More than 100 genes have been discovered to be associated with osteoporosis and bone fracture. Although the effects of individual genes are relatively small, their effects en mass in the form of a "genetic signature" can help in the personalised assessment of fracture risk.

Bone fracture is a serious consequence of osteoporosis. The lifetime risk of a hip fracture for 50-year old women is about 15%, which is equivalent to that of invasive breast cancer. Almost 20% of patients with a hip fracture die within 12 months after the event. However, it is not just hip fractures that impose a great mortality and morbidity burden on both patients and the society; non-hip fractures are also associated with increased risk of mortality.

Osteoporosis and bone fractures represent one of the most challenging public problems in Australia. The challenge for both research and public health policy lies in the identification of high-risk asymptomatic individuals. Over the past 30 years, studies from our group and others have provided an important clue to the pathogenesis of osteoporotic fractures: bone strength. People sustain a bone fracture because their bone is not strong enough to bear a force exerted against it. Bone mineral density (BMD) is currently the best measure of bone strength, and people with low BMD (i.e., osteoporosis) are at significantly greater risk of fracture than people with normal or only slightly reduced BMD. Therefore, efforts to identify individuals at high risk of fracture have focused largely on factors that are associated with BMD.
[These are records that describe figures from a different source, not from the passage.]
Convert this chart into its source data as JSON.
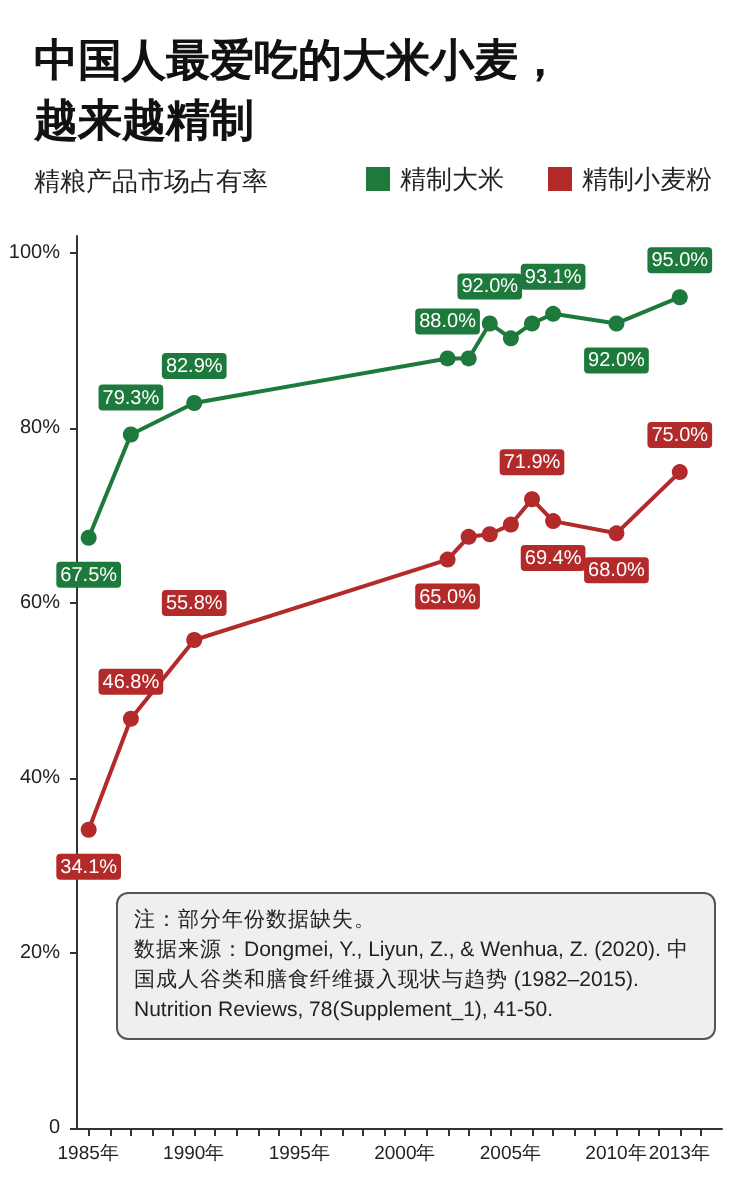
{
  "chart_data": {
    "type": "line",
    "title": "中国人最爱吃的大米小麦，越来越精制",
    "subtitle": "精粮产品市场占有率",
    "annotations": [
      "注：部分年份数据缺失。",
      "数据来源：Dongmei, Y., Liyun, Z., & Wenhua, Z. (2020). 中国成人谷类和膳食纤维摄入现状与趋势 (1982–2015). Nutrition Reviews, 78(Supplement_1), 41-50."
    ],
    "x": [
      1985,
      1987,
      1990,
      2002,
      2003,
      2004,
      2005,
      2006,
      2007,
      2010,
      2013
    ],
    "series": [
      {
        "name": "精制大米",
        "color": "#1e7a3c",
        "values": [
          67.5,
          79.3,
          82.9,
          88.0,
          88.0,
          92.0,
          90.3,
          92.0,
          93.1,
          92.0,
          95.0
        ],
        "value_labels": [
          "67.5%",
          "79.3%",
          "82.9%",
          "88.0%",
          null,
          "92.0%",
          null,
          null,
          "93.1%",
          "92.0%",
          "95.0%"
        ]
      },
      {
        "name": "精制小麦粉",
        "color": "#b22a2a",
        "values": [
          34.1,
          46.8,
          55.8,
          65.0,
          67.6,
          67.9,
          69.0,
          71.9,
          69.4,
          68.0,
          75.0
        ],
        "value_labels": [
          "34.1%",
          "46.8%",
          "55.8%",
          "65.0%",
          null,
          null,
          null,
          "71.9%",
          "69.4%",
          "68.0%",
          "75.0%"
        ]
      }
    ],
    "xlim": [
      1984.4,
      2015
    ],
    "xticks": [
      {
        "value": 1985,
        "label": "1985年"
      },
      {
        "value": 1986,
        "label": null
      },
      {
        "value": 1987,
        "label": null
      },
      {
        "value": 1988,
        "label": null
      },
      {
        "value": 1989,
        "label": null
      },
      {
        "value": 1990,
        "label": "1990年"
      },
      {
        "value": 1991,
        "label": null
      },
      {
        "value": 1992,
        "label": null
      },
      {
        "value": 1993,
        "label": null
      },
      {
        "value": 1994,
        "label": null
      },
      {
        "value": 1995,
        "label": "1995年"
      },
      {
        "value": 1996,
        "label": null
      },
      {
        "value": 1997,
        "label": null
      },
      {
        "value": 1998,
        "label": null
      },
      {
        "value": 1999,
        "label": null
      },
      {
        "value": 2000,
        "label": "2000年"
      },
      {
        "value": 2001,
        "label": null
      },
      {
        "value": 2002,
        "label": null
      },
      {
        "value": 2003,
        "label": null
      },
      {
        "value": 2004,
        "label": null
      },
      {
        "value": 2005,
        "label": "2005年"
      },
      {
        "value": 2006,
        "label": null
      },
      {
        "value": 2007,
        "label": null
      },
      {
        "value": 2008,
        "label": null
      },
      {
        "value": 2009,
        "label": null
      },
      {
        "value": 2010,
        "label": "2010年"
      },
      {
        "value": 2011,
        "label": null
      },
      {
        "value": 2012,
        "label": null
      },
      {
        "value": 2013,
        "label": "2013年"
      },
      {
        "value": 2014,
        "label": null
      }
    ],
    "ylim": [
      0,
      102
    ],
    "yticks": [
      0,
      {
        "value": 20,
        "label": "20%"
      },
      {
        "value": 40,
        "label": "40%"
      },
      {
        "value": 60,
        "label": "60%"
      },
      {
        "value": 80,
        "label": "80%"
      },
      {
        "value": 100,
        "label": "100%"
      }
    ],
    "grid": false,
    "legend": "top right",
    "marker": "circle",
    "line_style": "solid"
  }
}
Doctors and scientists have long known that the between-individuals variation in BMD is due largely to genetic factors. Studies in twins and families have found that up to 80% of differences in BMD between us are attributable to heritable factors. The risk of hip fracture in women whose mothers have sustained a hip fracture is more than 2-fold higher than women whose mothers have not had a hip fracture, because they have a deficit in bone strength. Taken together, the evidence for genetic influences on bone strength and fracture are overwhelming.

Still, it remains a great challenge to find specific genes (in the pool of millions of genetic variants in our body) that are associated with BMD -- a task that is likened to finding needles in the haystack! Nevertheless, with advances in genetics and bioinformatics, after almost two decades of "gene hunting", we and others have identified more than 60 variants associated with BMD. A more recent study based on ~142,000 individuals from the UK Biobank found 307 genetic variants that are associated with another measure of bone strength called quantitative ultrasound measurement of the heel. While these findings represent a triumph of science and technology, a small twist is that these variants explained only 10-12% of differences in BMD between individuals.

With such a small proportion of variance explained, one may ask: how can GPs utilise genes for the identification of high-risk individuals in the general community? Individually, the variants identified have little clinical utility because they have very small effects on individual fracture risk, but collectively they can be of help. One way to pull the effects of genetic variants en masse is to generate a genetic signature for each individual, which can be used in the assessment of bone health. We have created such a signature -- termed as "osteogenomic profile" -- and found that it predicts the risk of fracture independently of age and clinical risk factors. We have recently found that the osteogenomic profile can also help assess bone loss in elderly people. Although we are excited about these findings, it is important to emphasize that the profile is not yet ready for use in the clinic. Nevertheless, the recent findings do, however, bring us a huge step closer to a more accurate personalised fracture risk assessment.